Published in The History of Parliament: the House of Commons 1509-1558, ed. S.T. Bindoff, 1982
Available from Boydell and Brewer

Constituency

Dates

Apr. 1554

Family and Education

b. by 1517, 2nd s. of Sir James Baskerville of Eardisley, and bro. of James and Sir Thomas. m. by 1553, Elizabeth, da. and h. of Richard Hargest of Chanstone Court, Vowchurch, 2s. 1da. suc. bro. 28 Sept. 1572.1

Offices Held

Escheator, Herefs. 1552-3; j.p. 1554, q. 1569; sheriff Dec. 1555-6, 1570-1.2

Biography

For most of his life John Baskerville seems to have been overshadowed by his elder brother James. He married a local heiress and his career was diversified only by his Membership of two Parliaments. His entry into county administration may have been linked with his brother’s return to Herefordshire from South Wales, and he was perhaps elected a knight of the shire because Sir James Baskerville was unwilling to sit again.
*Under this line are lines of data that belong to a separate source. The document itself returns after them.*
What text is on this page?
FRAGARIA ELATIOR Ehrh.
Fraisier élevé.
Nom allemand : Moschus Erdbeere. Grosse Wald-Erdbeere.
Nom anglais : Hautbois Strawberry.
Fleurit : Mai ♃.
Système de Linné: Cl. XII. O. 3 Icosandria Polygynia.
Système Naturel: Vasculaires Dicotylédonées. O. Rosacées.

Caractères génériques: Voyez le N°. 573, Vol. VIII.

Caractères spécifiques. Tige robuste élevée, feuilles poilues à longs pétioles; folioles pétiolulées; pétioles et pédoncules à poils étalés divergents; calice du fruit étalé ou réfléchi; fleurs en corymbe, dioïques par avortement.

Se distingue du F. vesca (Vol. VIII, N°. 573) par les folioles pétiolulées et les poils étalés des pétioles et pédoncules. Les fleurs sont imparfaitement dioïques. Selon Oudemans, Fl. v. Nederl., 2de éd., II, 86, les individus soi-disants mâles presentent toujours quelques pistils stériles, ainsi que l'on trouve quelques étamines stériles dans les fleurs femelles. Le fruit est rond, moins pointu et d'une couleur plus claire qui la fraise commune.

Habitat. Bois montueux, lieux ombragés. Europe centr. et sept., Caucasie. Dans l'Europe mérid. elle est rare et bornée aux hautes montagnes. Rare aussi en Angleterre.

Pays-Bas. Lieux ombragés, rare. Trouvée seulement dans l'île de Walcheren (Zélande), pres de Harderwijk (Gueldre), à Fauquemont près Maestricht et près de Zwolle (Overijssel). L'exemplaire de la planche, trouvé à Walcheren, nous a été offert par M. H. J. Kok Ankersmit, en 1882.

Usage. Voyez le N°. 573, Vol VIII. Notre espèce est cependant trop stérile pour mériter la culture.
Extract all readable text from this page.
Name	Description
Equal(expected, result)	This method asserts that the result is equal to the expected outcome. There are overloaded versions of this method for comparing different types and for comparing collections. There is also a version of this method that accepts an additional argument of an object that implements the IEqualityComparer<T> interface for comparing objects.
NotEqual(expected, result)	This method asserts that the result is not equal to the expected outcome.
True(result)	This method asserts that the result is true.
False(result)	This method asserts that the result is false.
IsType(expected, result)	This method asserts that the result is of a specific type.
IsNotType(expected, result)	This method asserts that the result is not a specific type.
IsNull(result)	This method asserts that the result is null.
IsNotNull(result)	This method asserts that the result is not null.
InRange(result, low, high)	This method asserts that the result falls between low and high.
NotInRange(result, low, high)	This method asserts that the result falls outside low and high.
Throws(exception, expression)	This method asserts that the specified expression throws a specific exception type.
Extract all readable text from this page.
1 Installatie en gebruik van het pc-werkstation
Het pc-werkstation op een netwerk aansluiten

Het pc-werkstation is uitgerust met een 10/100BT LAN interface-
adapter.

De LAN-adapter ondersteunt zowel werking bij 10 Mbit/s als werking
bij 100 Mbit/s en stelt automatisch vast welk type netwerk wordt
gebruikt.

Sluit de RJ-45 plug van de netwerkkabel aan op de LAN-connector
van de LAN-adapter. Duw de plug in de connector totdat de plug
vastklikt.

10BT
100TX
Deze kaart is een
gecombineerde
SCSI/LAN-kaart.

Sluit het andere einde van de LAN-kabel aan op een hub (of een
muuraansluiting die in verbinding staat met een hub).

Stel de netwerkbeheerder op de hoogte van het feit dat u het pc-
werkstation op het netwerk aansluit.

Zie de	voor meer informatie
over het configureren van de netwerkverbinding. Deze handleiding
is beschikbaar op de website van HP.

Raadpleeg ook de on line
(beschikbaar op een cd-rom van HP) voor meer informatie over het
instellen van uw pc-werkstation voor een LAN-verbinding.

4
In the spring of 1554 Baskerville sat with his uncle John Lingen and a year later with Stephen Parry. Both Lingen and Parry died during their Membership: Baskerville was an overseer of Lingen’s will, which he also witnessed, and an executor of Parry’s, and it was doubtless as Parry’s fellow-Member and executor that he was chosen to complete Parry’s term as sheriff. He appears only once in the Journal when on 6 Nov.1555 a servant of his was given privilege, and of his part in the House nothing is known except that he was not listed among opponents of one of the government’s bills in 1555.3

Early in 1556 the council in the marches was ordered to investigate the alleged murder of David ap Meredydd by Baskerville and others. Although the outcome of the inquiry is not known, Baskerville was not named to the Herefordshire bench when his first shrievalty expired or for a dozen years after, although he sued out a general pardon at the accession of Elizabeth. His restoration to the bench in 1569 and his second shrievalty a year later show that he conformed with the Elizabethan church settlement. On his elder brother’s death he took up residence at Eardisley, and it was there that he died on 23 Sept. 1577; no will has been found, but his heir was his son Humphrey, then aged 44.4

Ref Volumes: 1509-1558

Author: A. J. Edwards

Notes

  • 1. Aged 60 on 9 Mar. 1577, C142/177/103. Vis. Herefs. ed. Weaver, 7-8; C. J. Robinson, Mansions and Manors Herefs. 106; Williams, Herefs. MPs, 106; C142/181/116.
  • 2. CPR, 1553-4, p. 20; 1569-72, p.225.
  • 3. PCC 7, 37 More; CJ, i. 43.
  • 4. APC, vi. 6; CPR, 1558-60, p. 163; C142/181/116.